In independent studies it has previously been demonstrated that two-dimensional (2D) fingerprints have scaffold hopping ability in virtual screening, although these descriptors primarily emphasize structural and/or topological resemblance of reference and database compounds. However, the mechanism by which such fingerprints enrich structurally diverse molecules in database selection sets is currently little understood. In order to address this question, similarity search calculations on 120 compound activity classes of varying structural diversity were carried out using atom environment fingerprints. Two feature selection methods, Kullback-Leibler divergence and gain ratio analysis, were applied to systematically reduce these fingerprints and generate alternative versions for searching. Gain ratio is a feature selection method from information theory that has thus far not been considered in fingerprint analysis. However, it is shown here to be an effective fingerprint feature selection approach. Following comparative feature selection and similarity searching, the compound recall characteristics of original and reduced fingerprint versions were analyzed in detail. Small sets of fingerprint features were found to distinguish subsets of active compounds from other database molecules. The compound recall of fingerprint similarity searching often resulted from a cumulative detection of distinct compound subsets by different fingerprint features, which provided a rationale for the scaffold hopping potential of these 2D fingerprints.

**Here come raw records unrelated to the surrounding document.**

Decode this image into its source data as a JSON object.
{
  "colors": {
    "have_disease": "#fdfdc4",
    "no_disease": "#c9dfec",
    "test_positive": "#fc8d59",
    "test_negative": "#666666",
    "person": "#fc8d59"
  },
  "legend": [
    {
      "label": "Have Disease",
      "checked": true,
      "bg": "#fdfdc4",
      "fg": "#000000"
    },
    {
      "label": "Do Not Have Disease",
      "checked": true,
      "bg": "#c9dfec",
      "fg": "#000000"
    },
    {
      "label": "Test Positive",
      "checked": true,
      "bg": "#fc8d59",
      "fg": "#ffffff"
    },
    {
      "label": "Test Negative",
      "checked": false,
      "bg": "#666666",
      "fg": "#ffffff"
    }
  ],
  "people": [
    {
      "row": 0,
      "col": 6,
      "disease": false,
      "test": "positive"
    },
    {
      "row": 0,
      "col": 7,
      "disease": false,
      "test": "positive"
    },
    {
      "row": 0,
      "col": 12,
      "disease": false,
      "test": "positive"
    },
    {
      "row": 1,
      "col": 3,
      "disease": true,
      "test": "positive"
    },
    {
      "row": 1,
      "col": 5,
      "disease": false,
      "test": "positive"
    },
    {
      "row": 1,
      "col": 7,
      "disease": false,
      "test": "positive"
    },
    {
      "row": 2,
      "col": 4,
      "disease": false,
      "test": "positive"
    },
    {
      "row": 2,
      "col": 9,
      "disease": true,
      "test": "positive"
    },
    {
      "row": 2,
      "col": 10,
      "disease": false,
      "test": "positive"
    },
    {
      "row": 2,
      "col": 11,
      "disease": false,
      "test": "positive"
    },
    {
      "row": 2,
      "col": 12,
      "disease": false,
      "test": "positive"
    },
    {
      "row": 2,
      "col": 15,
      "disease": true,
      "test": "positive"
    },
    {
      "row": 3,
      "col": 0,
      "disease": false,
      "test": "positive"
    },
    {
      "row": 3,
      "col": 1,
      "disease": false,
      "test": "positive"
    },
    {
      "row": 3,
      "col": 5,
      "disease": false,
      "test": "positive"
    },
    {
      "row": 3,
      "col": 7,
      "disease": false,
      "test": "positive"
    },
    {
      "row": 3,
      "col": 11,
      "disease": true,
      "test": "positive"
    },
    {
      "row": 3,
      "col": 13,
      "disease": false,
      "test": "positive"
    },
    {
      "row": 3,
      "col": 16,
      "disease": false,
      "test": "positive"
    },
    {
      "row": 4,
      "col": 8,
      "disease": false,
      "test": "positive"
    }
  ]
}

在独立研究中,先前已经证明二维(2D)指纹在虚拟筛选中具有支架跳跃能力,尽管这些描述符主要强调参考化合物和数据库化合物的结构和/或拓扑相似性。然而,目前对于这种指纹如何在数据库选择集中富集结构多样化的分子的机制还知之甚少。为了解决这个问题,使用原子环境指纹对 120 个具有不同结构多样性的化合物活性类别的相似性搜索计算进行了计算。应用了两种特征选择方法,Kullback-Leibler 散度和增益比分析,系统地减少这些指纹并生成用于搜索的替代版本。增益比是一种来自信息论的特征选择方法,迄今为止尚未在指纹分析中考虑。然而,事实证明,它是一种有效的指纹特征选择方法。经过比较特征选择和相似性搜索,详细分析了原始和简化指纹版本的化合物召回特性。发现指纹的一小部分特征可以区分活性化合物和数据库分子的其他子集。指纹相似性搜索的化合物召回率通常来自不同指纹特征对不同化合物子集的累积检测,这为这些 2D 指纹的支架跳跃潜力提供了依据。